Bezprawnie, ale nie bez konsekwencji
Nad Wisłą większość rezolucji anty-LGBT jest przyjmowana bez konsultacji z mieszkankami i mieszkańcami poszczególnych gmin, powiatów i regionów. Tylko w ciągu ostatniego miesiąca takie działania z pominięciem opinii społecznej podjęto chociażby w województwie łódzkim i pomorskim, gdzie tamtejsi radni – głównie reprezentanci PiS – podjęli decyzję o przyjęciu homo- i transfobicznej Karty Praw Rodzin. W tym tygodniu nad podobnym rozwiązaniem będą głosować samorządowcy z Nowego Targu.
O ruchach polskich samorządów głośno zrobiło się też za granicą. Efekt? W grudniu Parlament Europejski przyjął rezolucję potępiającą Polskę za dyskryminację osób LGBT, a kolejne – głównie zachodnioeuropejskie – miasta wypowiadają polskim samorządom z tego powodu umowy partnerskie.
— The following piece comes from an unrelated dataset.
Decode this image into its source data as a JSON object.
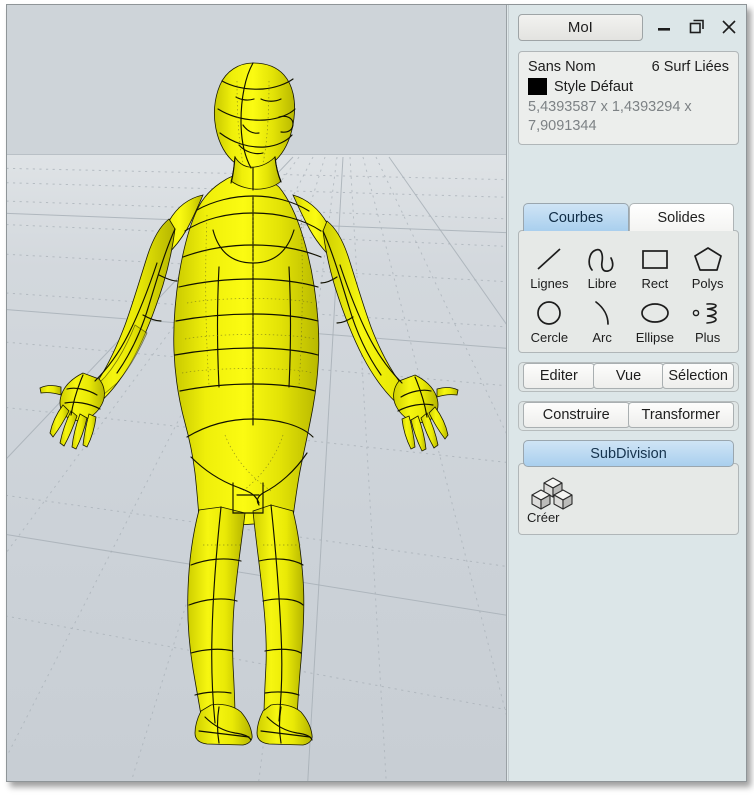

Kilka dni temu położony niedaleko Tarnowa, mianujący się miastem „wolnym od LGBT+” Tuchów stracił wieloletniego francuskiego partnera z Saint-Jean-de-Braye. Francuscy radni miejscy jednogłośnie zdecydowali, że nie będą dalej współpracować z Polakami, skoro ci nie przestrzegają obowiązującego wszystkie kraje europejskie prawa i godzą się na prześladowanie i społeczną marginalizację mniejszości.
Podobne działania kolejnych polskich samorządów mogą się stać podstawą do wycofania funduszy UE w poszczególnych regionach, a nawet zażądania zwrotu pobranych w przeszłości dotacji. Jak wynika z ekspertyzy przygotowanej w lipcu 2019 roku przez Polskie Towarzystwo Prawa Antydyskryminacyjnego, uchwały anty-LGBT stoją w sprzeczności m.in. z Kartą Praw Podstawowych Unii Europejskiej, Konwencją o ochronie praw człowieka i podstawowych wolności oraz Międzynarodowym paktem praw obywatelskich i politycznych. Wszystkie te akty prawne wykluczają dyskryminację ze względu na tożsamość płciową oraz orientację seksualną, a Polska jest zobowiązana do ich przestrzegania.
Czy samorządy „wolne od LGBT+” powinny pobierać fundusze unijne? Lewica ma wątpliwości
czytaj także
Jak zatrzymać dyskryminacyjną falę
Samorządy przyjmujące Karty Praw Rodzin i inne dokumenty naruszają również prawo krajowe, a dokładniej dwa konstytucyjne zapisy.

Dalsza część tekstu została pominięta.